28.09.2017 - 13:42 Uhr
Weiden in der OberpfalzOberpfalz

Foto eines Schwammerlsuchers gibt Rätsel auf Keine Leiche im Tunnel

Ein Schwammerlsucher fotografiert in einem alten Tunnel. Als er die Bilder zu Hause anschaut, entdeckt er auf den Aufnahmen eine Hand samt Unterarm. Er vermutet ein Verbrechen und verständigt die Polizei.

Ein gruseliger Anblick, aber keine menschlichen Überreste. Bilder: Schönberger (2)
von Michaela Lowak Kontakt Profil

Der Stollen, in dem angeblich eine Leiche liegen soll, befindet sich in der Nähe der Aussichtsplattform in Flossenbürg. Diese bietet einen eindrucksvollen Blick auf den Steinbruch. Eine Hinweistafel informiert die Besucher, dass hier einst KZ-Häftlinge geschuftet haben.

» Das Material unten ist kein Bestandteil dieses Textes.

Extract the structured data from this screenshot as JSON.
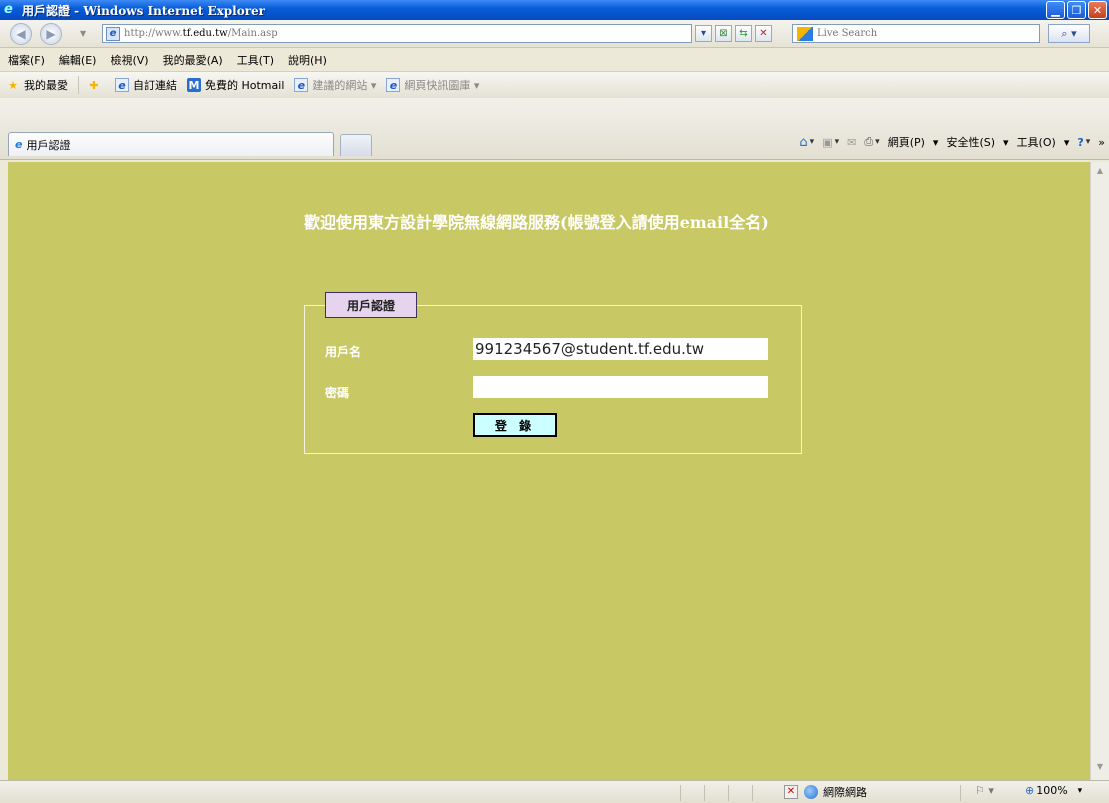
{
  "window": {
    "title": "用戶認證 - Windows Internet Explorer",
    "minimize_glyph": "▁",
    "maximize_glyph": "❐",
    "close_glyph": "✕"
  },
  "address": {
    "url_prefix": "http://www.",
    "url_domain": "tf.edu.tw",
    "url_path": "/Main.asp"
  },
  "search": {
    "placeholder": "Live Search"
  },
  "menu": {
    "items": [
      "檔案(F)",
      "編輯(E)",
      "檢視(V)",
      "我的最愛(A)",
      "工具(T)",
      "說明(H)"
    ]
  },
  "favorites_bar": {
    "favorites_label": "我的最愛",
    "custom_links": "自訂連結",
    "hotmail": "免費的 Hotmail",
    "suggested_sites": "建議的網站 ▾",
    "web_slice": "網頁快訊圖庫 ▾"
  },
  "tabs": {
    "active_tab": "用戶認證"
  },
  "command_bar": {
    "page": "網頁(P)",
    "safety": "安全性(S)",
    "tools": "工具(O)",
    "more": "»"
  },
  "page": {
    "welcome_text": "歡迎使用東方設計學院無線網路服務(帳號登入請使用email全名)",
    "auth_legend": "用戶認證",
    "username_label": "用戶名",
    "username_value": "991234567@student.tf.edu.tw",
    "password_label": "密碼",
    "password_value": "",
    "login_button": "登 錄"
  },
  "status_bar": {
    "zone": "網際網路",
    "zoom": "100%"
  },
  "icons": [
    "ie-logo-icon",
    "back-icon",
    "forward-icon",
    "page-icon",
    "refresh-icon",
    "stop-icon",
    "search-icon",
    "star-icon",
    "add-favorite-icon",
    "home-icon",
    "rss-icon",
    "mail-icon",
    "print-icon",
    "help-icon",
    "globe-icon",
    "blocked-icon",
    "zoom-icon"
  ]
}
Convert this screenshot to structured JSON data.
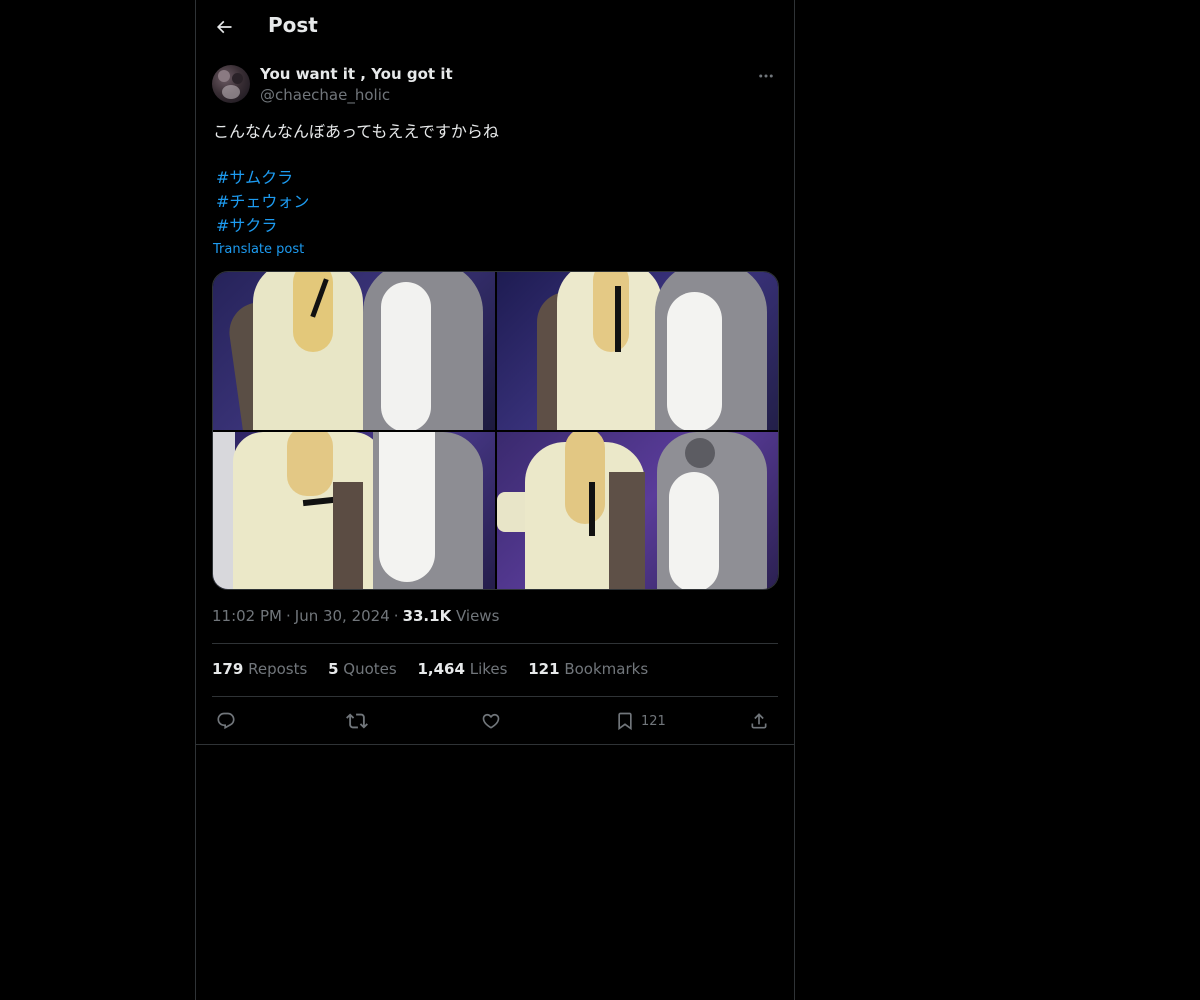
{
  "header": {
    "title": "Post"
  },
  "author": {
    "display_name": "You want it , You got it",
    "handle": "@chaechae_holic"
  },
  "post": {
    "text": "こんなんなんぼあってもええですからね",
    "hashtags": [
      "#サムクラ",
      "#チェウォン",
      "#サクラ"
    ],
    "translate_label": "Translate post",
    "media_count": 4
  },
  "meta": {
    "time": "11:02 PM",
    "date": "Jun 30, 2024",
    "views_count": "33.1K",
    "views_label": "Views"
  },
  "stats": {
    "reposts": {
      "count": "179",
      "label": "Reposts"
    },
    "quotes": {
      "count": "5",
      "label": "Quotes"
    },
    "likes": {
      "count": "1,464",
      "label": "Likes"
    },
    "bookmarks": {
      "count": "121",
      "label": "Bookmarks"
    }
  },
  "actions": {
    "icons": [
      "reply-icon",
      "repost-icon",
      "like-icon",
      "bookmark-icon",
      "share-icon"
    ],
    "bookmark_count": "121"
  },
  "colors": {
    "background": "#000000",
    "text": "#e7e9ea",
    "muted": "#71767b",
    "accent": "#1d9bf0",
    "border": "#2f3336"
  }
}
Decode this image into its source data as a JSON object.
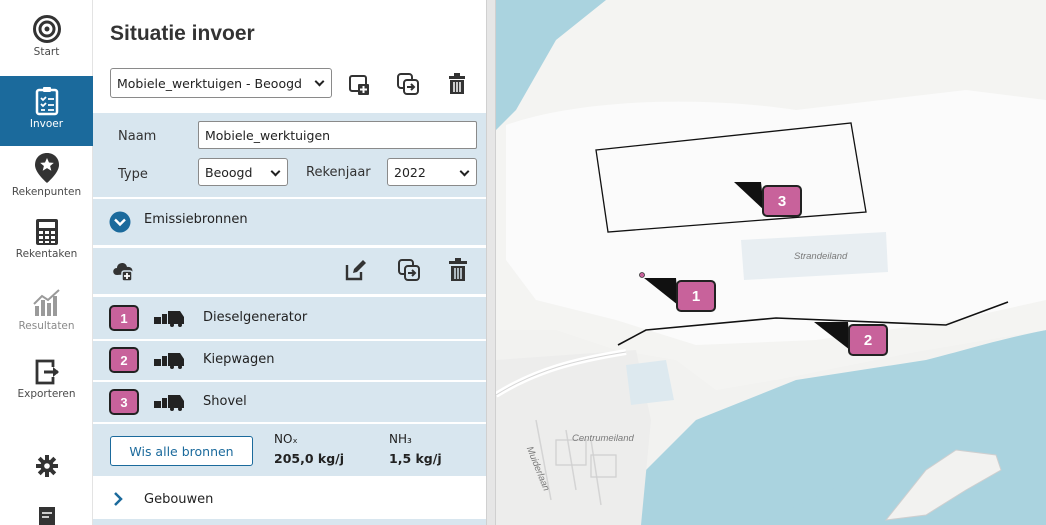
{
  "nav": {
    "start": "Start",
    "invoer": "Invoer",
    "rekenpunten": "Rekenpunten",
    "rekentaken": "Rekentaken",
    "resultaten": "Resultaten",
    "exporteren": "Exporteren"
  },
  "panel": {
    "title": "Situatie invoer",
    "situation_select": "Mobiele_werktuigen - Beoogd",
    "naam_label": "Naam",
    "naam_value": "Mobiele_werktuigen",
    "type_label": "Type",
    "type_value": "Beoogd",
    "rekenjaar_label": "Rekenjaar",
    "rekenjaar_value": "2022",
    "emissie_label": "Emissiebronnen",
    "sources": [
      {
        "number": "1",
        "name": "Dieselgenerator"
      },
      {
        "number": "2",
        "name": "Kiepwagen"
      },
      {
        "number": "3",
        "name": "Shovel"
      }
    ],
    "clear_button": "Wis alle bronnen",
    "nox_label": "NOₓ",
    "nox_value": "205,0 kg/j",
    "nh3_label": "NH₃",
    "nh3_value": "1,5 kg/j",
    "gebouwen_label": "Gebouwen"
  },
  "map": {
    "label_strandeiland": "Strandeiland",
    "label_centrumeiland": "Centrumeiland",
    "label_muiderlaan": "Muiderlaan",
    "markers": [
      "1",
      "2",
      "3"
    ]
  },
  "colors": {
    "accent": "#1b6a9c",
    "badge": "#c8629b",
    "band": "#d8e6ef",
    "water": "#aad3df"
  }
}
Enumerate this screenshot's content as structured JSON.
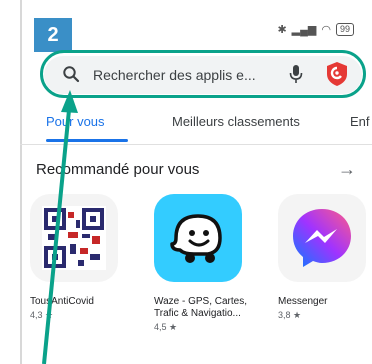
{
  "annotation": {
    "step_number": "2"
  },
  "status_bar": {
    "left_icon": "settings-icon",
    "battery_text": "99",
    "icons": [
      "bluetooth-icon",
      "signal-icon",
      "wifi-icon",
      "battery-icon"
    ]
  },
  "search": {
    "placeholder": "Rechercher des applis e...",
    "icons": [
      "search-icon",
      "mic-icon",
      "account-icon"
    ]
  },
  "tabs": [
    {
      "label": "Pour vous"
    },
    {
      "label": "Meilleurs classements"
    },
    {
      "label": "Enf"
    }
  ],
  "section": {
    "title": "Recommandé pour vous",
    "arrow": "→"
  },
  "apps": [
    {
      "name": "TousAntiCovid",
      "rating": "4,3 ★"
    },
    {
      "name": "Waze - GPS, Cartes, Trafic & Navigatio...",
      "rating": "4,5 ★"
    },
    {
      "name": "Messenger",
      "rating": "3,8 ★"
    }
  ],
  "colors": {
    "annotation_teal": "#0aa28a",
    "badge_blue": "#3a8fc7",
    "accent_blue": "#1a73e8"
  }
}
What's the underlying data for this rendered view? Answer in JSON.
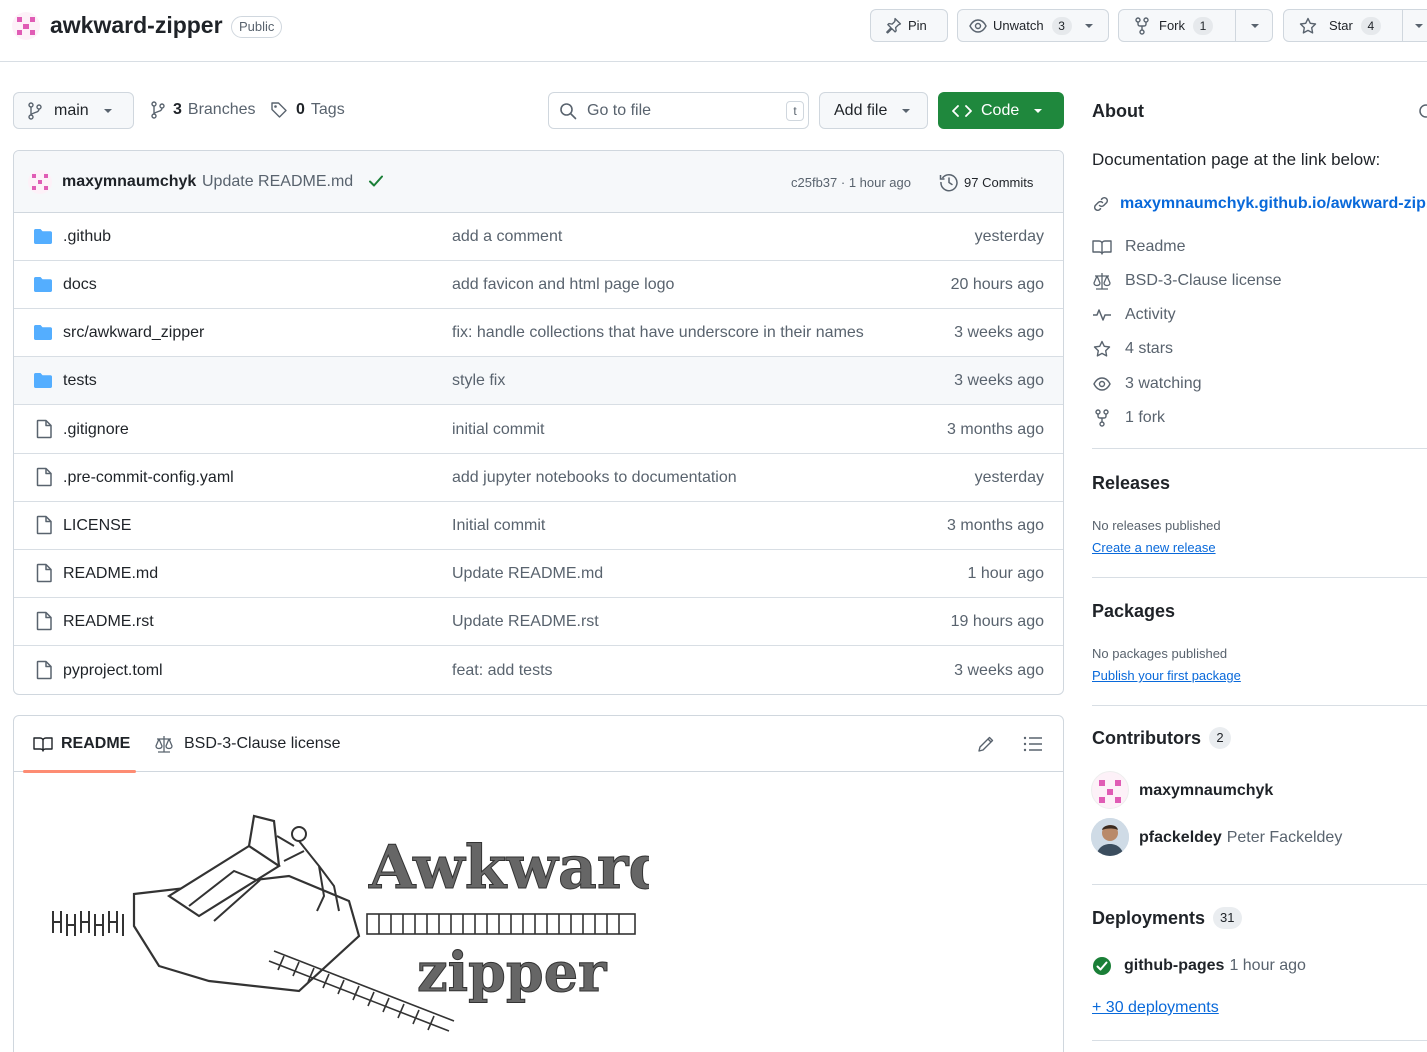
{
  "repo": {
    "name": "awkward-zipper",
    "visibility": "Public",
    "actions": {
      "pin_label": "Pin",
      "unwatch_label": "Unwatch",
      "unwatch_count": "3",
      "fork_label": "Fork",
      "fork_count": "1",
      "star_label": "Star",
      "star_count": "4"
    }
  },
  "toolbar": {
    "branch": "main",
    "branches_count": "3",
    "branches_label": "Branches",
    "tags_count": "0",
    "tags_label": "Tags",
    "goto_placeholder": "Go to file",
    "goto_shortcut": "t",
    "add_file_label": "Add file",
    "code_label": "Code"
  },
  "latest_commit": {
    "author": "maxymnaumchyk",
    "message": "Update README.md",
    "hash_time": "c25fb37 · 1 hour ago",
    "commits_label": "97 Commits"
  },
  "files": [
    {
      "type": "dir",
      "name": ".github",
      "message": "add a comment",
      "date": "yesterday"
    },
    {
      "type": "dir",
      "name": "docs",
      "message": "add favicon and html page logo",
      "date": "20 hours ago"
    },
    {
      "type": "dir",
      "name": "src/awkward_zipper",
      "message": "fix: handle collections that have underscore in their names",
      "date": "3 weeks ago"
    },
    {
      "type": "dir",
      "name": "tests",
      "message": "style fix",
      "date": "3 weeks ago"
    },
    {
      "type": "file",
      "name": ".gitignore",
      "message": "initial commit",
      "date": "3 months ago"
    },
    {
      "type": "file",
      "name": ".pre-commit-config.yaml",
      "message": "add jupyter notebooks to documentation",
      "date": "yesterday"
    },
    {
      "type": "file",
      "name": "LICENSE",
      "message": "Initial commit",
      "date": "3 months ago"
    },
    {
      "type": "file",
      "name": "README.md",
      "message": "Update README.md",
      "date": "1 hour ago"
    },
    {
      "type": "file",
      "name": "README.rst",
      "message": "Update README.rst",
      "date": "19 hours ago"
    },
    {
      "type": "file",
      "name": "pyproject.toml",
      "message": "feat: add tests",
      "date": "3 weeks ago"
    }
  ],
  "readme": {
    "tab_readme": "README",
    "tab_license": "BSD-3-Clause license",
    "logo_title": "Awkward",
    "logo_subtitle": "zipper"
  },
  "about": {
    "heading": "About",
    "description": "Documentation page at the link below:",
    "link": "maxymnaumchyk.github.io/awkward-zip...",
    "items": {
      "readme": "Readme",
      "license": "BSD-3-Clause license",
      "activity": "Activity",
      "stars": "4 stars",
      "watching": "3 watching",
      "forks": "1 fork"
    }
  },
  "releases": {
    "heading": "Releases",
    "empty": "No releases published",
    "link": "Create a new release"
  },
  "packages": {
    "heading": "Packages",
    "empty": "No packages published",
    "link": "Publish your first package"
  },
  "contributors": {
    "heading": "Contributors",
    "count": "2",
    "people": [
      {
        "login": "maxymnaumchyk",
        "name": ""
      },
      {
        "login": "pfackeldey",
        "name": "Peter Fackeldey"
      }
    ]
  },
  "deployments": {
    "heading": "Deployments",
    "count": "31",
    "env": "github-pages",
    "time": "1 hour ago",
    "more_link": "+ 30 deployments"
  },
  "colors": {
    "accent_blue": "#0969da",
    "code_green": "#1f883d",
    "folder_blue": "#54aeff",
    "tab_underline": "#fd8c73",
    "success_green": "#1a7f37"
  }
}
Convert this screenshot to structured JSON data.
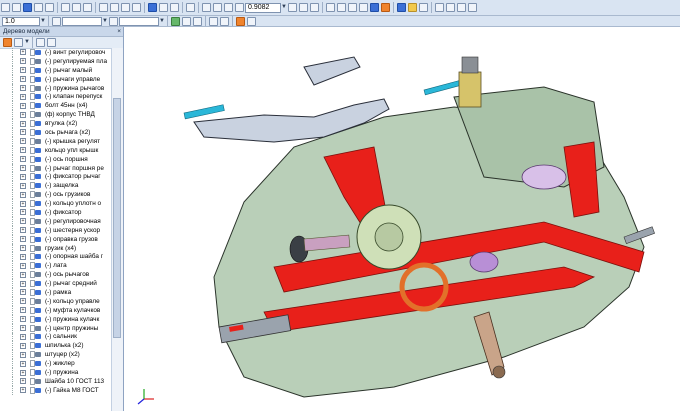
{
  "toolbar": {
    "zoom_value": "0.9082",
    "step_value": "1.0"
  },
  "panel": {
    "title": "Дерево модели",
    "close": "×"
  },
  "tree": [
    "(-) винт регулировоч",
    "(-) регулируемая пла",
    "(-) рычаг малый",
    "(-) рычаги управле",
    "(-) пружина рычагов",
    "(-) клапан перепуск",
    "болт 45нн (x4)",
    "(ф) корпус ТНВД",
    "втулка (x2)",
    "ось рычага (x2)",
    "(-) крышка регулят",
    "кольцо упл крышк",
    "(-) ось поршня",
    "(-) рычаг поршня ре",
    "(-) фиксатор рычаг",
    "(-) защелка",
    "(-) ось грузиков",
    "(-) кольцо уплотн о",
    "(-) фиксатор",
    "(-) регулировочная",
    "(-) шестерня ускор",
    "(-) оправка грузов",
    "грузик (x4)",
    "(-) опорная шайба г",
    "(-) лата",
    "(-) ось рычагов",
    "(-) рычаг средний",
    "(-) рамка",
    "(-) кольцо управле",
    "(-) муфта кулачков",
    "(-) пружина кулачк",
    "(-) центр пружины",
    "(-) сальник",
    "шпилька (x2)",
    "штуцер (x2)",
    "(-) жиклер",
    "(-) пружина",
    "Шайба 10 ГОСТ 113",
    "(-) Гайка М8 ГОСТ"
  ],
  "colors": {
    "body": "#b9cfb8",
    "cut": "#e8201a",
    "metal": "#9aa3ad",
    "accent_cyan": "#2ab7d8",
    "accent_yellow": "#d6c36a",
    "accent_purple": "#b88fd6"
  }
}
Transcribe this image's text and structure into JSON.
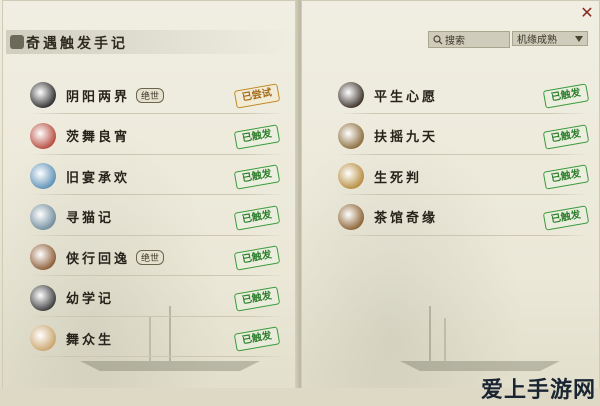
{
  "window": {
    "title": "奇遇触发手记",
    "close_icon": "close-icon"
  },
  "search": {
    "label": "搜索",
    "icon": "search-icon"
  },
  "sort": {
    "label": "机缘成熟",
    "icon": "dropdown-icon"
  },
  "left_list": [
    {
      "name": "阴阳两界",
      "tag": "绝世",
      "status": "已尝试",
      "status_type": "tried",
      "icon": "yin-yang-icon",
      "icon_color": "#2b2b2b"
    },
    {
      "name": "茨舞良宵",
      "tag": "",
      "status": "已触发",
      "status_type": "triggered",
      "icon": "mask-icon",
      "icon_color": "#b5473a"
    },
    {
      "name": "旧宴承欢",
      "tag": "",
      "status": "已触发",
      "status_type": "triggered",
      "icon": "feather-icon",
      "icon_color": "#5a8fb5"
    },
    {
      "name": "寻猫记",
      "tag": "",
      "status": "已触发",
      "status_type": "triggered",
      "icon": "cat-icon",
      "icon_color": "#6d8a9a"
    },
    {
      "name": "侠行回逸",
      "tag": "绝世",
      "status": "已触发",
      "status_type": "triggered",
      "icon": "house-icon",
      "icon_color": "#8a5a32"
    },
    {
      "name": "幼学记",
      "tag": "",
      "status": "已触发",
      "status_type": "triggered",
      "icon": "paw-icon",
      "icon_color": "#3a3a3a"
    },
    {
      "name": "舞众生",
      "tag": "",
      "status": "已触发",
      "status_type": "triggered",
      "icon": "cat-face-icon",
      "icon_color": "#c9a36a"
    }
  ],
  "right_list": [
    {
      "name": "平生心愿",
      "tag": "",
      "status": "已触发",
      "status_type": "triggered",
      "icon": "scholar-icon",
      "icon_color": "#3a2f28"
    },
    {
      "name": "扶摇九天",
      "tag": "",
      "status": "已触发",
      "status_type": "triggered",
      "icon": "pavilion-icon",
      "icon_color": "#8a6a3a"
    },
    {
      "name": "生死判",
      "tag": "",
      "status": "已触发",
      "status_type": "triggered",
      "icon": "brush-icon",
      "icon_color": "#b58a3a"
    },
    {
      "name": "茶馆奇缘",
      "tag": "",
      "status": "已触发",
      "status_type": "triggered",
      "icon": "teahouse-icon",
      "icon_color": "#8a6030"
    }
  ],
  "watermark": "爱上手游网"
}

Im Dickicht hinter einem alten Schuppen hofft der Spaziergänger Pilze zu finden, doch stattdessen fällt ihm der Eingang zu einem Tunnel auf. Die Neugier treibt ihn hinein in den alten Stollen, der im Zweiten Weltkrieg angeblich den Messerschmidt-Arbeitern als Schutz bei Bombenalarm gedient haben soll.

Als der Naturfreund seine Fotoausbeute zu Hause genauer ansieht, bekommt er einen Schrecken. Kann das eine Hand sein, die da aus dem Boden ragt? Die Polizei nimmt seine Befürchtungen ernst und lässt den Zugang zum Schacht zunächst einmal verschließen.

Mitarbeiter des Bauhofs Flossenbürg sägen Bretter zurecht und machen den Eingang dicht. Das Gelände gehört dem Freistaat Bayern. Am Donnerstagvormittag nimmt sich die Kripo Weiden der Sache an. Ein Beamter, ein Hundestaffelführer samt Hundedame "Rosi" und der Schwammerlsucher als Zeuge nehmen den Schacht genauer unter die Lupe. Die Männer tragen zum Schutz Helme, denn sie befürchten, dass sich aus der Decke Gesteinsbrocken lösen könnten.

Auf dem Boden liegt alles mögliche herum: Teelichter, Zigarettenstummel und längst verweste Tierschädel, aber keine Leiche. Es scheint, als ob an diesem Ort in der Vergangenheit so manche heimliche Party gefeiert worden war. "Rosi" schnüffelt eifrig, doch sie schlägt nicht an. Mit starken Lampen leuchten die Männer den Gang aus. Nichts! Die Befürchtungen, einen grausigen Fund zu machen, bewahrheiten sich nicht.

Doch was hat der Mann auf seinem Foto gesehen, was einem menschlichen Arm gleichkommen könnte? Fotoexperten vermuten einen Schlagschatten. Diese können entstehen, wenn im Dunkeln geblitzt wird. Laut Polizei sei die Qualität des Fotos, das im dunklen Schacht geschossen wurde, nicht besonders gut gewesen. Es hätte durchaus sein können, dass das Bild einen Arm zeigt. Letztendlich waren alle Beteiligten froh, dass keine Leichenteile in dem Tunnel lagen, sondern nur die Fantasie dem menschlichem Auge einen Streich gespielt hat.